Temperatura massima più alta della media e piogge inferiori anche del 50% rispetto agli ultimi decenni. Se si aggiunge il fatto che non si prevedono precipitazioni importanti per le prossime settimane, si ottiene il mix esplosivo che ha spinto il governatore della Toscana Enrico Rossi a dichiarare lo stato di emergenza regionale siccità e chiedere, come già fatto dall’Emilia Romagna, quello nazionale. Intanto gli allarmi si moltiplicano da tutta Italia, anche se l’emergenza era annunciata e prevedibile già da mesi: a marzo 2017, infatti, nel ferrarese il fiume Po era già in secca come l’anno precedente ad agosto e la Protezione civile lombarda aveva emesso un allarme incendi. Così, mentre gli amministratori cercano di correre ai ripari dopo aver ignorato gli avvertimenti dei mesi scorsi, il 17 giugno 2017 si celebra la Giornata mondiale contro la desertificazione, fenomeno che in Italia potrebbe colpire un quinto del Paese.
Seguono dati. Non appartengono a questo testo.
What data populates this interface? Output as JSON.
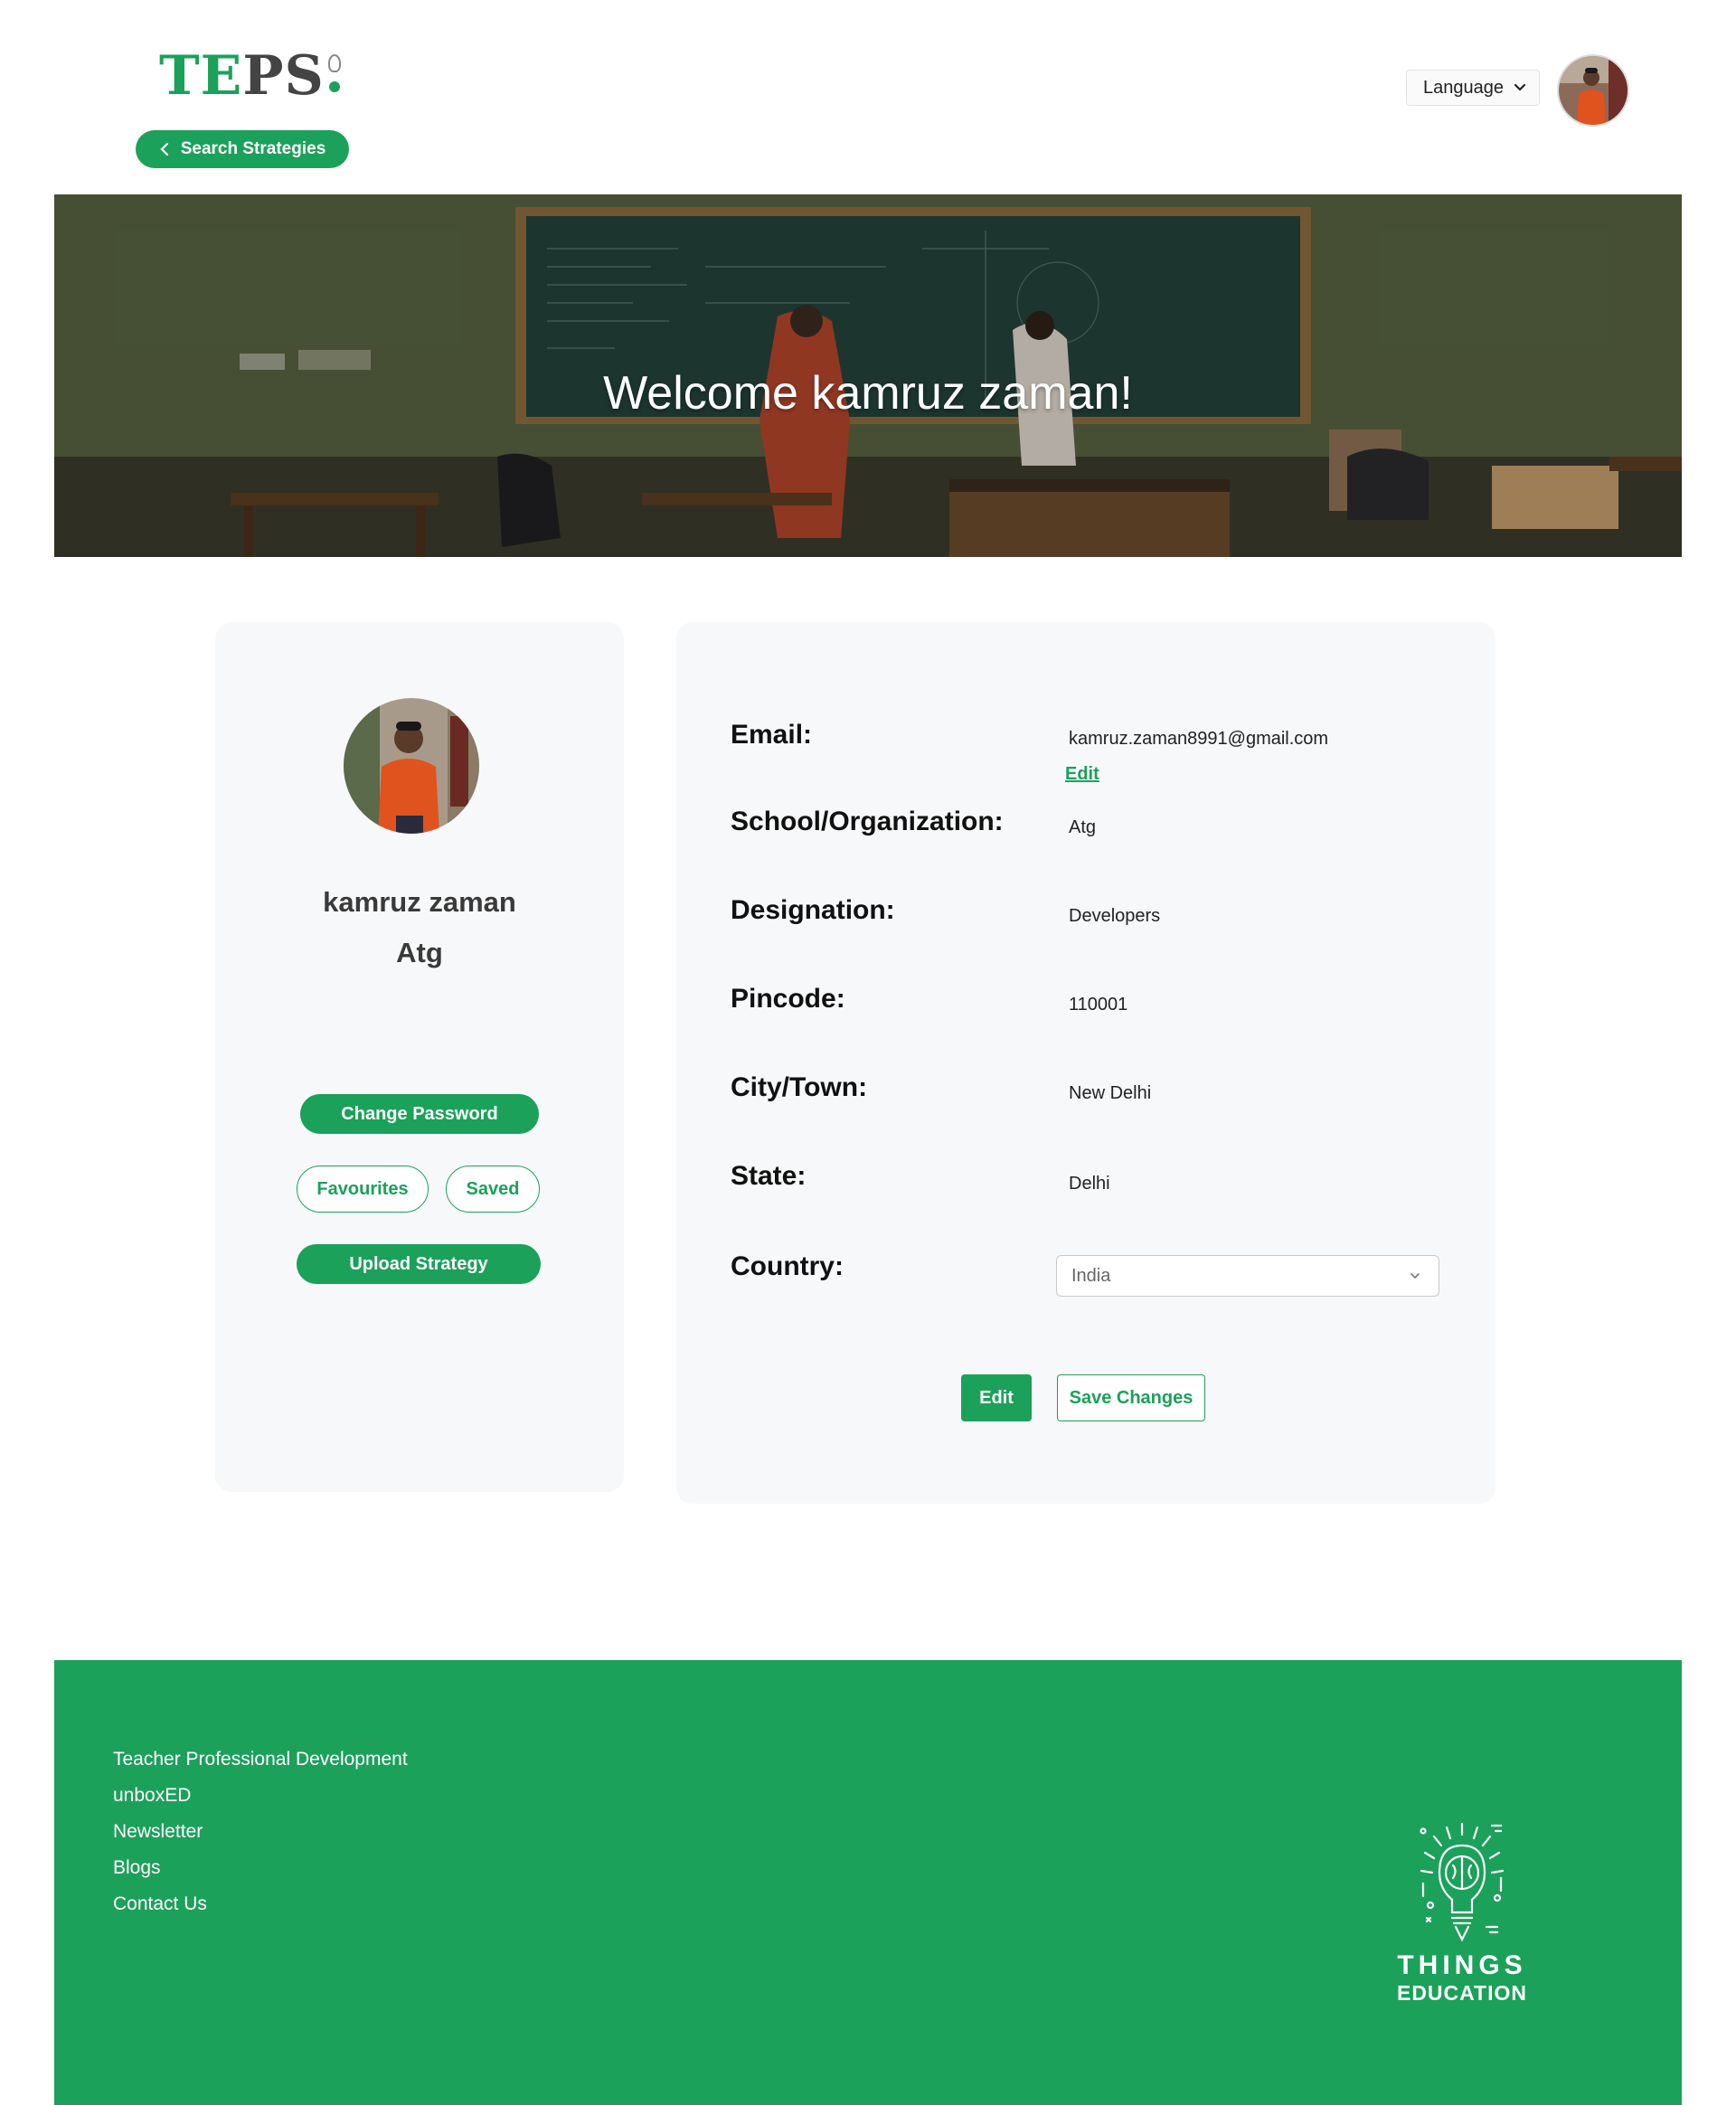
{
  "header": {
    "logo_text_main": "TE",
    "logo_text_rest": "PS",
    "back_button_label": "Search Strategies",
    "language_label": "Language"
  },
  "hero": {
    "welcome_text": "Welcome kamruz zaman!"
  },
  "profile": {
    "name": "kamruz zaman",
    "organization": "Atg",
    "buttons": {
      "change_password": "Change Password",
      "favourites": "Favourites",
      "saved": "Saved",
      "upload_strategy": "Upload Strategy"
    }
  },
  "details": {
    "email_label": "Email:",
    "email_value": "kamruz.zaman8991@gmail.com",
    "email_edit": "Edit",
    "school_label": "School/Organization:",
    "school_value": "Atg",
    "designation_label": "Designation:",
    "designation_value": "Developers",
    "pincode_label": "Pincode:",
    "pincode_value": "110001",
    "city_label": "City/Town:",
    "city_value": "New Delhi",
    "state_label": "State:",
    "state_value": "Delhi",
    "country_label": "Country:",
    "country_value": "India",
    "edit_button": "Edit",
    "save_button": "Save Changes"
  },
  "footer": {
    "links": [
      "Teacher Professional Development",
      "unboxED",
      "Newsletter",
      "Blogs",
      "Contact Us"
    ],
    "logo_title": "THINGS",
    "logo_subtitle": "EDUCATION"
  },
  "colors": {
    "brand_green": "#1ba15a",
    "card_bg": "#f7f8f9",
    "text_dark": "#111111"
  },
  "icons": [
    "chevron-left-icon",
    "chevron-down-icon",
    "lightbulb-brain-icon"
  ]
}
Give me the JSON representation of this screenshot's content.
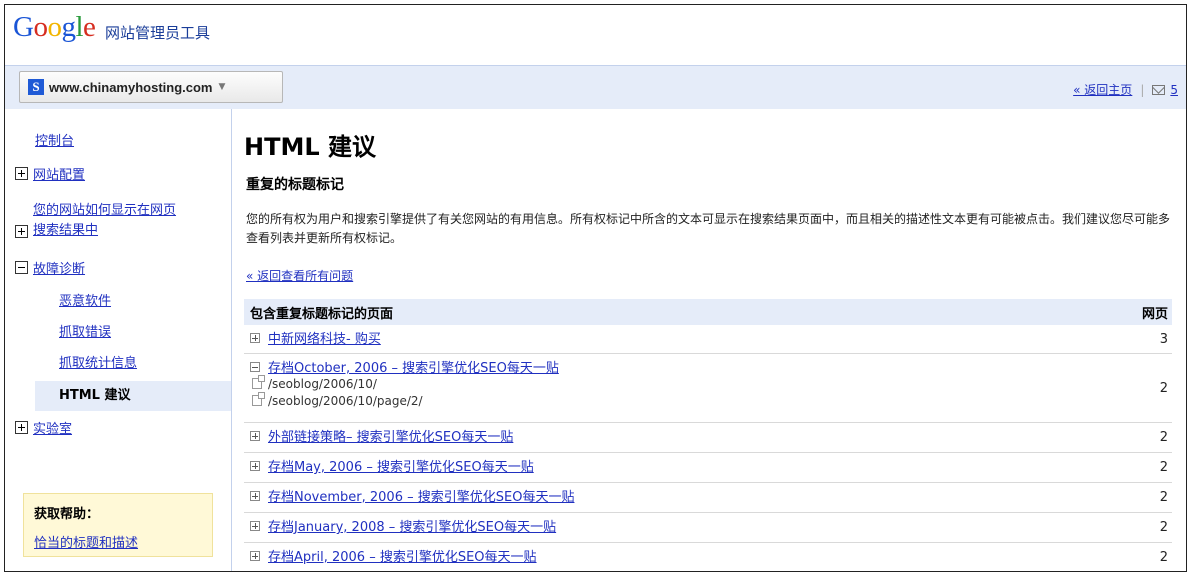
{
  "header": {
    "logo": "Google",
    "product_name": "网站管理员工具"
  },
  "sitebar": {
    "site_icon": "S",
    "site_url": "www.chinamyhosting.com",
    "back_home": "« 返回主页",
    "message_count": "5"
  },
  "sidebar": {
    "dashboard": "控制台",
    "site_config": "网站配置",
    "search_appearance_line1": "您的网站如何显示在网页",
    "search_appearance_line2": "搜索结果中",
    "diagnostics": "故障诊断",
    "malware": "恶意软件",
    "crawl_errors": "抓取错误",
    "crawl_stats": "抓取统计信息",
    "html_suggestions": "HTML 建议",
    "labs": "实验室",
    "help_title": "获取帮助：",
    "help_link": "恰当的标题和描述"
  },
  "main": {
    "title": "HTML 建议",
    "subtitle": "重复的标题标记",
    "description": "您的所有权为用户和搜索引擎提供了有关您网站的有用信息。所有权标记中所含的文本可显示在搜索结果页面中，而且相关的描述性文本更有可能被点击。我们建议您尽可能多查看列表并更新所有权标记。",
    "back_link": "« 返回查看所有问题",
    "table": {
      "col_title": "包含重复标题标记的页面",
      "col_count": "网页",
      "rows": [
        {
          "title": "中新网络科技- 购买",
          "count": "3"
        },
        {
          "title": "存档October, 2006 – 搜索引擎优化SEO每天一贴",
          "count": "2",
          "urls": [
            "/seoblog/2006/10/",
            "/seoblog/2006/10/page/2/"
          ]
        },
        {
          "title": "外部链接策略– 搜索引擎优化SEO每天一贴",
          "count": "2"
        },
        {
          "title": "存档May, 2006 – 搜索引擎优化SEO每天一贴",
          "count": "2"
        },
        {
          "title": "存档November, 2006 – 搜索引擎优化SEO每天一贴",
          "count": "2"
        },
        {
          "title": "存档January, 2008 – 搜索引擎优化SEO每天一贴",
          "count": "2"
        },
        {
          "title": "存档April, 2006 – 搜索引擎优化SEO每天一贴",
          "count": "2"
        }
      ]
    }
  },
  "colors": {
    "link": "#2030c0",
    "header_bg": "#e5ecf9",
    "help_bg": "#fff9d7"
  }
}
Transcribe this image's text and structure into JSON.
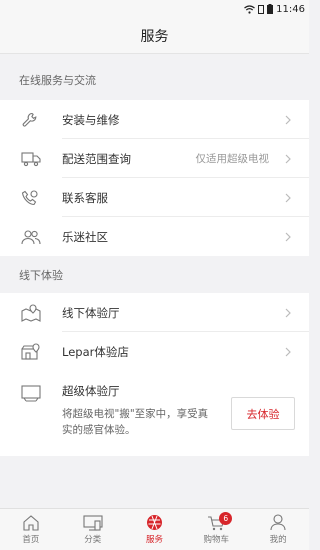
{
  "status_bar": {
    "time": "11:46"
  },
  "header": {
    "title": "服务"
  },
  "online_section": {
    "title": "在线服务与交流",
    "items": [
      {
        "label": "安装与维修",
        "hint": ""
      },
      {
        "label": "配送范围查询",
        "hint": "仅适用超级电视"
      },
      {
        "label": "联系客服",
        "hint": ""
      },
      {
        "label": "乐迷社区",
        "hint": ""
      }
    ]
  },
  "offline_section": {
    "title": "线下体验",
    "items": [
      {
        "label": "线下体验厅"
      },
      {
        "label": "Lepar体验店"
      }
    ],
    "experience": {
      "title": "超级体验厅",
      "desc": "将超级电视\"搬\"至家中，享受真实的感官体验。",
      "button": "去体验"
    }
  },
  "tabbar": {
    "tabs": [
      {
        "label": "首页"
      },
      {
        "label": "分类"
      },
      {
        "label": "服务"
      },
      {
        "label": "购物车",
        "badge": "6"
      },
      {
        "label": "我的"
      }
    ],
    "active_color": "#d7262b"
  }
}
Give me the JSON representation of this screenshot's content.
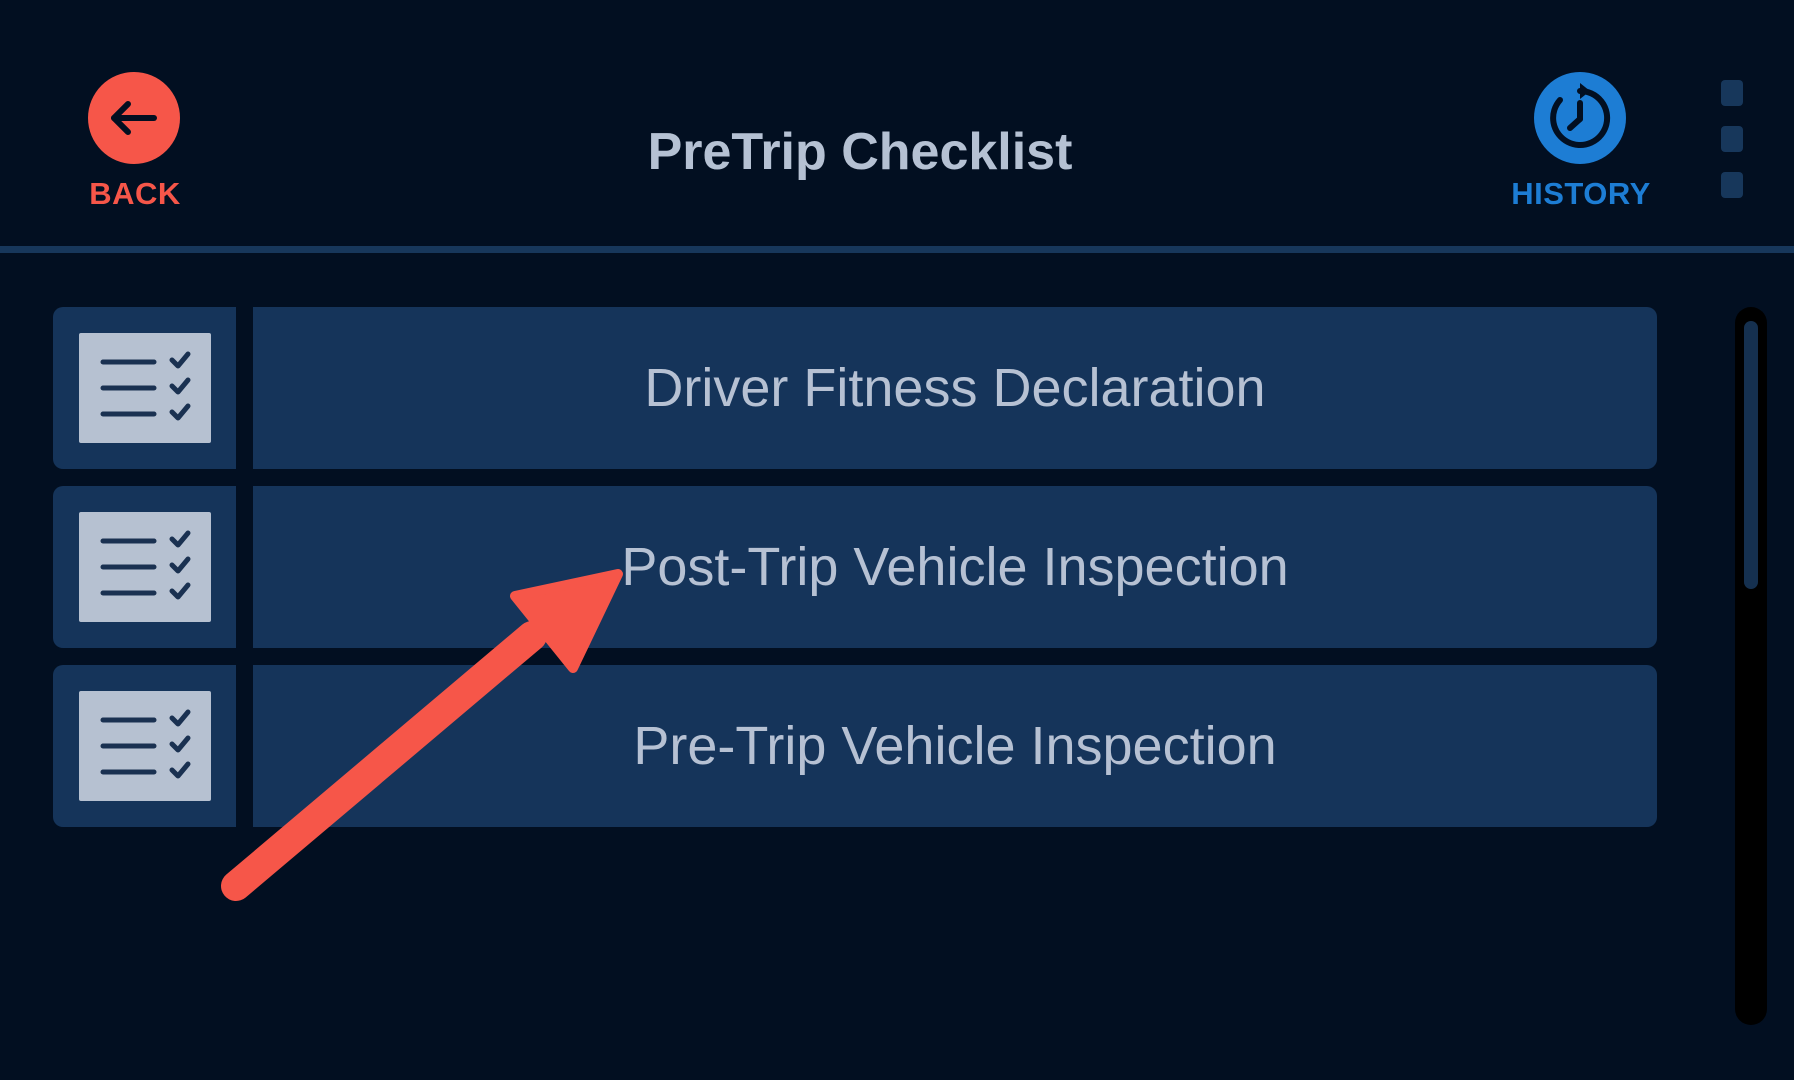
{
  "header": {
    "back_label": "BACK",
    "title": "PreTrip Checklist",
    "history_label": "HISTORY"
  },
  "checklist": {
    "items": [
      {
        "label": "Driver Fitness Declaration"
      },
      {
        "label": "Post-Trip Vehicle Inspection"
      },
      {
        "label": "Pre-Trip Vehicle Inspection"
      }
    ]
  },
  "icons": {
    "back": "arrow-left-icon",
    "history": "clock-history-icon",
    "menu": "vertical-dots-icon",
    "item": "checklist-icon"
  },
  "colors": {
    "background": "#020f21",
    "back_accent": "#f65649",
    "history_accent": "#1d7dd4",
    "row_background": "#15345a",
    "text": "#b6c1d3",
    "annotation_arrow": "#f65649"
  }
}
In Toscana già in inverno i primi segnali I dati toscani danno il polso della situazione, che da emergenza, come ripete da giorni l’Associazione dei consorzi di bonifica e irrigazione Anbi, potrebbe trasformarsi in catastrofe. Secondo le ultime rilevazioni, infatti, a maggio 2017 la temperatura massima è stata di addirittura un grado sopra alla media del periodo 1971-2000, a cui si è aggiunta una diminuzione della portata dei fiumi osservata già a partire dallo scorso aprile e un calo delle piogge fino al 50%. Un’emergenza in buona parte prevedibile, visto che tra gennaio e aprile 2017 le precipitazioni sono state tra le più basse anche rispetto allo stesso periodo di altri anni colpiti da gravi siccità: 2003, 2007 e 2012. Di fronte a campi sempre più assetati, l’inizio della stagione turistica e i rubinetti quasi a secco, si è quindi fatta scattare l’emergenza regionale, nella speranza che arrivi anche quella nazionale. Nel suo decreto, spiegano dalla Regione, il presidente Rossi chiede anche a una task force di presentare “un piano straordinario di interventi per mitigare gli effetti della carenza idrica che è già misurabile nei nostri fiumi e nelle nostre riserve idriche”. Ma gli esperti hanno un mese di tempo e a metà luglio la situazione potrebbe essersi ancora aggravata se non si corre prima ai ripari.

In Sardegna turni per l’acqua Il problema non riguarda solo la Toscana: in tutto il Nord Italia, così come in Campania e Calabria, la disponibilità d’acqua è dimezzata rispetto allo stesso periodo dell’anno scorso. L’Emilia Romagna si ritrova addirittura con meno di 5 milioni di metri cubi d’acqua utilizzabile contro i 18 del 2016. Non va meglio per i laghi, tutti con livelli bassissimi rispetto alla media del periodo: 77 contro 106 centimetri per il lago di Garda, 87 contro 101 per quello di Como. E i “conflitti per l’acqua tra i territori”, paventati dall’Anbi, in Sardegna sono già realtà: in Gallura, per poter bastare a tutti e rispondere anche alla domanda di acqua potabile delle località balneari, le risorse idriche sono razionalizzate tra gli agricoltori con turni divisi per zona.

In Veneto stop alle piscine private Oggi in Italia, spiegano dal Wwf, “circa un quinto del territorio viene ritenuto a rischio desertificazione: quasi il 21% del territorio del quale almeno il 41% si trova nelle regioni dell’Italia meridionale, come Molise, Campania, Basilicata, Puglia, Sardegna e Sicilia, ma sono coinvolte anche aree in altre regioni come l’Emilia Romagna, le Marche, l’Umbria e l’Abruzzo”. E se la prospettiva delineata dagli esperti di cambiamenti climatici è una costante riduzione delle precipitazioni complessive, la strada da percorrere appare quella di rendere più efficienti i consumi d’acqua: ad Asolo, nel trevigiano, per esempio, il sindaco ha vietato la costruzione di nuove piscine private.